The whole process threatened to throw Congress into total chaos. The issue of slavery hadn't gotten much attention yet, mostly because it stirred up so much trouble. Pretty much everyone in the political know recognized it was the single most divisive issue in American politics…and that was exactly why nobody wanted to deal with it.

Forcing the issue would likely destroy any possibility of a future in politics no matter what side of the issue was taken. So the rot at the center of American politics was just ignored.

Missouri, unfortunately, had other ideas.

The would-be state wanted to have its cake and eat it too, upgrading to a full-fledged state while getting its slavery on at the same time. It was the backbone of their economy after all, just as it was for nearly every southern state. With the introduction of Alabama as a slave state in 1819, Missouri threatened to muck up the carefully maintained balance that Congress had informally created between slave and free states.

Something, clearly, needed to be done.

Fortunately for Clay, just as John W. Taylor was proposing admittance of Missouri as a slave state, there was also a bill proposing the breakaway of the Maine county of Massachusetts to form its own state. Also, Maine would virtually certainly be a free state.

This presented a unique opportunity for Clay: if both states could be admitted simultaneously, the balance would be maintained in the Senate and Clay's slave faction would grow slightly stronger in the House, since Missouri's population would almost certainly be larger than Maine's.

With a little luck, the Senate would pass both measures as well, and as long as Missouri's constitution wasn't total nonsense—and then both states could enter the Union and Clay's position would be that much stronger.

Both measures passed the House and the Senate, and were signed into law by President Monroe in 1820. Unfortunately, the issue wasn't over for Clay.

Missouri Compromise, Round Two

Missouri's could enter the Union with the right to its own Missouri-drafted constitution…but only if Congress gave it the green light. Everything appeared to be in order, except for one small, seemingly insignificant detail: Missouri wanted to "prevent free negroes and mulattoes from coming to and settling in this State, under any pretext whatsoever." (Source)

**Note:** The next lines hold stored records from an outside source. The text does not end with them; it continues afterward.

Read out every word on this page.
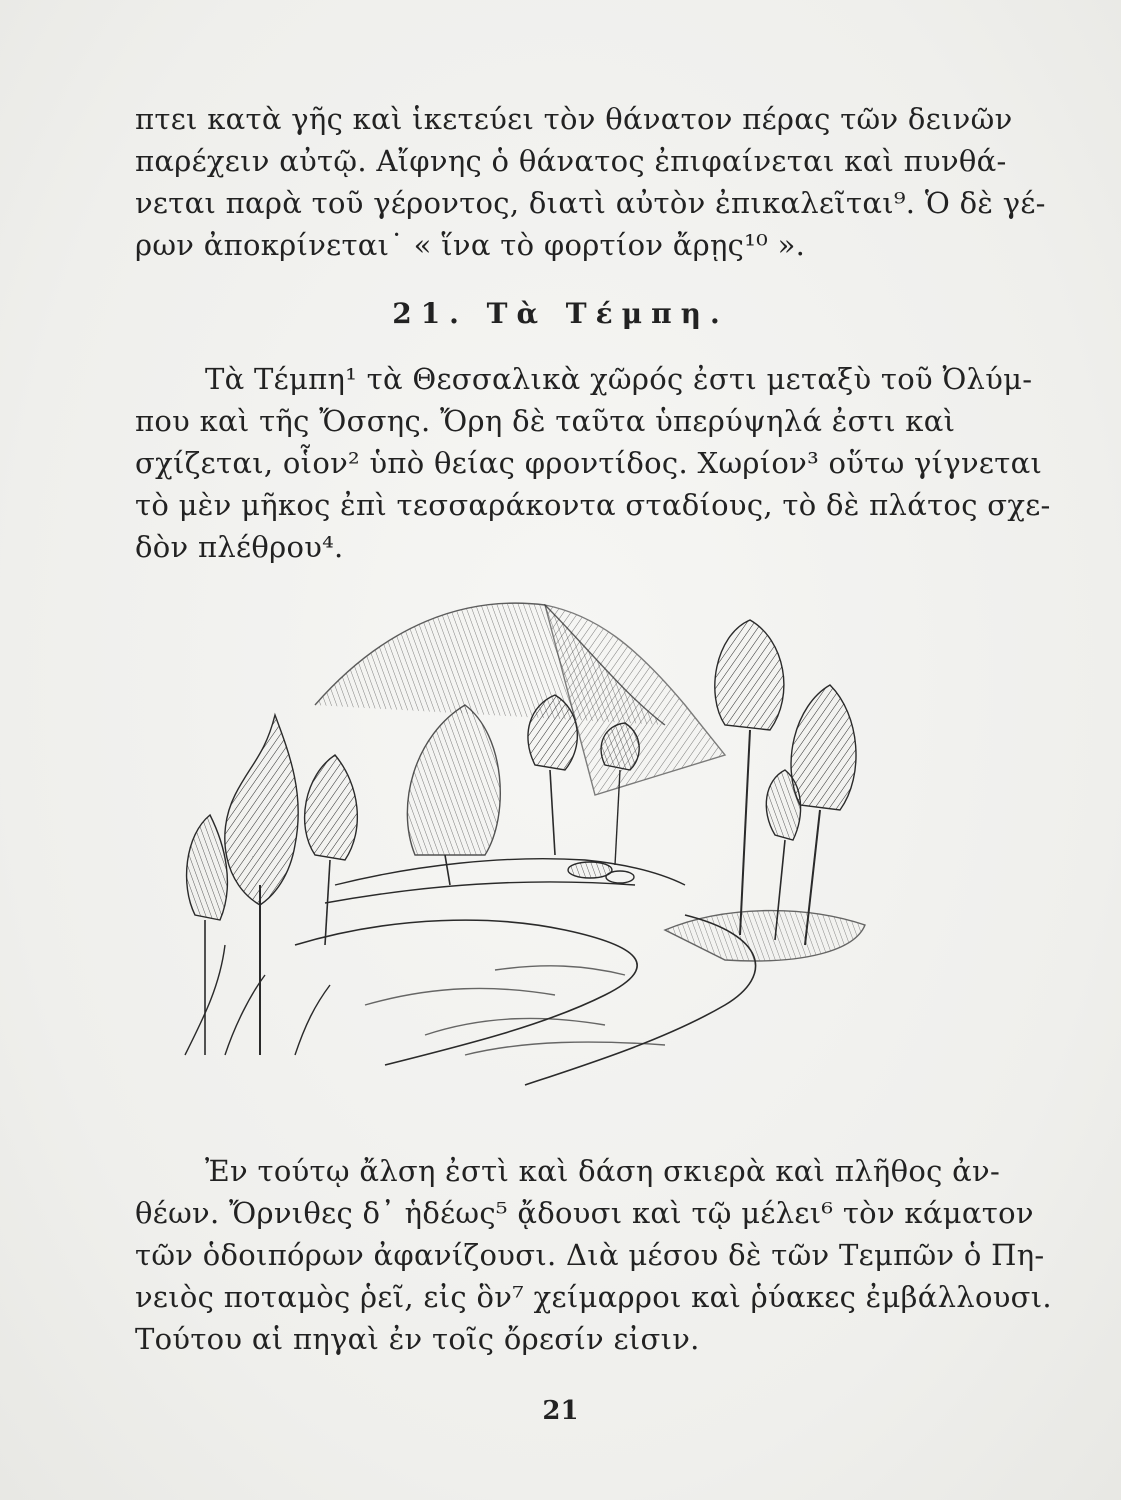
πτει κατὰ γῆς καὶ ἱκετεύει τὸν θάνατον πέρας τῶν δεινῶν
παρέχειν αὐτῷ. Αἴφνης ὁ θάνατος ἐπιφαίνεται καὶ πυνθά-
νεται παρὰ τοῦ γέροντος, διατὶ αὐτὸν ἐπικαλεῖται⁹. Ὁ δὲ γέ-
ρων ἀποκρίνεται˙ « ἵνα τὸ φορτίον ἄρῃς¹⁰ ».
21. Τὰ Τέμπη.
Τὰ Τέμπη¹ τὰ Θεσσαλικὰ χῶρός ἐστι μεταξὺ τοῦ Ὀλύμ-
που καὶ τῆς Ὄσσης. Ὄρη δὲ ταῦτα ὑπερύψηλά ἐστι καὶ
σχίζεται, οἷον² ὑπὸ θείας φροντίδος. Χωρίον³ οὕτω γίγνεται
τὸ μὲν μῆκος ἐπὶ τεσσαράκοντα σταδίους, τὸ δὲ πλάτος σχε-
δὸν πλέθρου⁴.
Ἐν τούτῳ ἄλση ἐστὶ καὶ δάση σκιερὰ καὶ πλῆθος ἀν-
θέων. Ὄρνιθες δ᾽ ἡδέως⁵ ᾄδουσι καὶ τῷ μέλει⁶ τὸν κάματον
τῶν ὁδοιπόρων ἀφανίζουσι. Διὰ μέσου δὲ τῶν Τεμπῶν ὁ Πη-
νειὸς ποταμὸς ῥεῖ, εἰς ὃν⁷ χείμαρροι καὶ ῥύακες ἐμβάλλουσι.
Τούτου αἱ πηγαὶ ἐν τοῖς ὄρεσίν εἰσιν.
21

Whoa, Missouri. Hold your (racist) horses.

This was a blatant violation of the Federal government's power, and it just wasn't going to fly. It seemed the issue of Missouri's statehood had come back to haunt Clay.

Clay, however, had a plan. (The guy always had plans.)

Northern Congressman found the blatant racial provisions less than completely awesome, but the real problem was the threat this clause represented to Federal authority. You don't just get to make up rules about who gets to live in your state: that's Federal territory.

So Clay suggested that the clause be allowed under one condition: that the clause wasn't allowed to interfere with/ muck up the rights of free U.S. citizens. The Missouri State Legislature agreed, and Clay got the fairly sweet nickname "Great Compromiser" for his role in First and Second Missouri Compromises.

Clay's Legacy

Clay definitely used his shiny new nickname to amp up his political career: "Hey, my name's Henry. But you can just call me the Great Compromiser—G.C. for short." And he'd continue to engage in strong-arming tactics and shady almost-outright corruption for the rest of his career… right up until his death in 1852.

While the guy had an enormous impact on American politics, it's hard to see the man outside his whole "let's keep slavery a thing" shtick and his incessant drive to improve America's rep, regardless of the consequences.

He was an advocate of a bunch of foreign wars and was big on Manifest Destiny—you know, the idea that would lead to the slaughter of Native Americans. He was basically #1 self-serving politician of his day. Despite this, it is clear that he cared deeply about the Union and thought he was serving its best interests.

Which, in a happy coincidence for Clay, just so happened to be his own interest as well. Huh. What are the odds?